# Barge Inn Pewsey - probably best avoided!



## pandalf (Oct 29, 2006)

Members have entered glowing reports on the Barge Inn, located near Pewsey in Wiltshire. But the place has recently changed hands, so some may be interested in the experience we had at the site this past weekend.

If you are 20 years old and into shouting, drinking and smoking weed all night, or if you are a 60 year old druid determined not to grow up, this is now the place for you. For the rest of us, this place is Hell on earth. But let's go through the plus points - there are a few. The location is great, right on the canal with a chalk white horse in the near distance. The camp site is a decent size, fairly level and looks well drained. And the toilet block, while a portakabin affair, is reasonably clean. When you arrive, you see three decrepit, self-build motorhomes, that look semi-permanent. They are populated by equally decrepit ageing hippie types who self-police the campsite. They take your money - £7.50 per person per night - and leave you to yourself. They did warn us that there would be music that night until about midnight, which was fine. We were accompanied by our son and his girlfriend, who are both Reading Festival veterans. Things started to go wrong only about 9PM, when the "music" turned into a full rave with laser light show that went on well past midnight. Then the main music stopped, and various groups continued shouting, drinking, puking and running around the entire night long. Around 1PM a tent was pitched right next to us for the purposes of weed smoking, and it was packed with people getting high before being dismantled in the early morning. 
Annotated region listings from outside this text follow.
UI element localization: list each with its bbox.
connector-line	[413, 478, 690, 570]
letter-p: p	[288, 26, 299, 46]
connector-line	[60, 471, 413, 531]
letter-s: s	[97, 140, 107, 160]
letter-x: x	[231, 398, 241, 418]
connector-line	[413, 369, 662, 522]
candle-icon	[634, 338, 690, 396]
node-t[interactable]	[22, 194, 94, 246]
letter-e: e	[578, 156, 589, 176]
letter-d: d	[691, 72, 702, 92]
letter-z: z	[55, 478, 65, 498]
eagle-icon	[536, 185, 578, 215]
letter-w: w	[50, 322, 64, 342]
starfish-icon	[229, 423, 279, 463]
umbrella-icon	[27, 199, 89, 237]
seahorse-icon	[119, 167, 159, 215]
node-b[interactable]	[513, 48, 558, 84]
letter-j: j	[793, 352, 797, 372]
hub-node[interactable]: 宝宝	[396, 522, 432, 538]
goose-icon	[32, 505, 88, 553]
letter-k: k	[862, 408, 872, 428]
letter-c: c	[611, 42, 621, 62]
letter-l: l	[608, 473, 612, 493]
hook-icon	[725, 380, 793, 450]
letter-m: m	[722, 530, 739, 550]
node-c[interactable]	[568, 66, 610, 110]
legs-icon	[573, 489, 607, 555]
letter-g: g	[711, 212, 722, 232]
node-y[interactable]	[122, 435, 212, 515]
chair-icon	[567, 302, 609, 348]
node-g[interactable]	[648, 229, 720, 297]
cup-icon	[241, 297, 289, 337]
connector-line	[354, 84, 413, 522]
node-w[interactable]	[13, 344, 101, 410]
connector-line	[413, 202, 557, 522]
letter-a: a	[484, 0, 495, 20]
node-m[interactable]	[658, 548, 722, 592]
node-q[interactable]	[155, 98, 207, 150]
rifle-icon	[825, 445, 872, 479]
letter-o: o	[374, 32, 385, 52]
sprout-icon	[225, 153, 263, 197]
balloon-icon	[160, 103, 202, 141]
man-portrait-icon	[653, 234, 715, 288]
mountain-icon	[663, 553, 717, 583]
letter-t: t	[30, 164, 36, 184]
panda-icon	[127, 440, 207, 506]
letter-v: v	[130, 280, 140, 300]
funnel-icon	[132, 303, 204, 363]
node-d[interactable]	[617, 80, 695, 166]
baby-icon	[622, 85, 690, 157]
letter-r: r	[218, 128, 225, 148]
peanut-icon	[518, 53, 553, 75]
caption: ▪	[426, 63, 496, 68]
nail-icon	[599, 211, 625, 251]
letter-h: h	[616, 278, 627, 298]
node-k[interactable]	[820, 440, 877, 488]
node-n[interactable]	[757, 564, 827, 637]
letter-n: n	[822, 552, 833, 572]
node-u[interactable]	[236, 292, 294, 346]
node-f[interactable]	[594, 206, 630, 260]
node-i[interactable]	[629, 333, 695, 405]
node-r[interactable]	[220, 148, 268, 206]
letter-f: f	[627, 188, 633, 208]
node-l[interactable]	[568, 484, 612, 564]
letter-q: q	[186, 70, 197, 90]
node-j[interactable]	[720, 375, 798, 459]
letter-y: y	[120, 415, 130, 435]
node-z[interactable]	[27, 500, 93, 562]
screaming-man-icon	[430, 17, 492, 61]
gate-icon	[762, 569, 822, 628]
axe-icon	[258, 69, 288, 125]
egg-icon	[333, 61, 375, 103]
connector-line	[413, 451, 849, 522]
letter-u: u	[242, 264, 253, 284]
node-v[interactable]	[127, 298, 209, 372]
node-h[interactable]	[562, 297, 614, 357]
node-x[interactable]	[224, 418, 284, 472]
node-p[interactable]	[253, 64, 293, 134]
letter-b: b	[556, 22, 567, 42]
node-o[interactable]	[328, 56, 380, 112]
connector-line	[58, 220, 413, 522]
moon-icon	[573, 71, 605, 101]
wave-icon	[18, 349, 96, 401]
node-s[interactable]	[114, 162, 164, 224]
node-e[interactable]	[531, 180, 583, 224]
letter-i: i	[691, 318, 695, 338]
Maybe we were unlucky, but it disappointed us that nothing at all was done to curb the noise and illegal goings-on. We felt really sorry for regular campers, especially those with children, who had to endure it. Several units just packed up and left through the night, unable to stand any more. There are great pub campsites nearby at the White Swan at Wilcot and the Bruce Arms on the Pewsey-Burbage road, so why take the chance. This has now become a ghastly, uncaring dump to be avoided at all costs.


----------



## deefordog (Dec 31, 2013)

Could you post the same review on ukcampsite?http://www.ukcampsite.co.uk/sites/reviews.asp?revid=6071

Might help others stay clear.


----------



## pandalf (Oct 29, 2006)

O placed a similar post on UKCampsite and Trip Advisor.


----------



## pandalf (Oct 29, 2006)

Interestingly, the very similar review has been removed from the Trip Advisor website, with a bullsh*t excuse that my review referred to a different establishment! And the version on UKCampsite has mysteriously never been published. It says a lot for the true impartiality - or lack of it - that the moderators of these websites really have. Trip Advisor is obviously in the pocket of businesses that will threaten if their revenues are in danger. I know my review was extremely inflammatory - in fact, the first time I ever posted a rating of 1 in Trip Advisor in over 100 reviews. But the reality is that we observed at first hand appalling mismanagement and illegal activity at the campsite that was ignored, to the detriment of the many regular campers who were there. I pity the next person who stays at this site based on the carefully engineered Trip Advisor reviews that make it sound like Utopia.


----------



## 1302 (Apr 4, 2006)

Come on now - stop sitting on the fence  :lol:


----------



## Kaytutt (Feb 5, 2013)

Uk campsite reviews can take a few days to get posted, I think they get a large volume of reviews. I've posted less than favourable reviews in the past and they've always published them


----------



## Camdoon (Sep 21, 2012)

Oh to be young again and want to head off to such a site


----------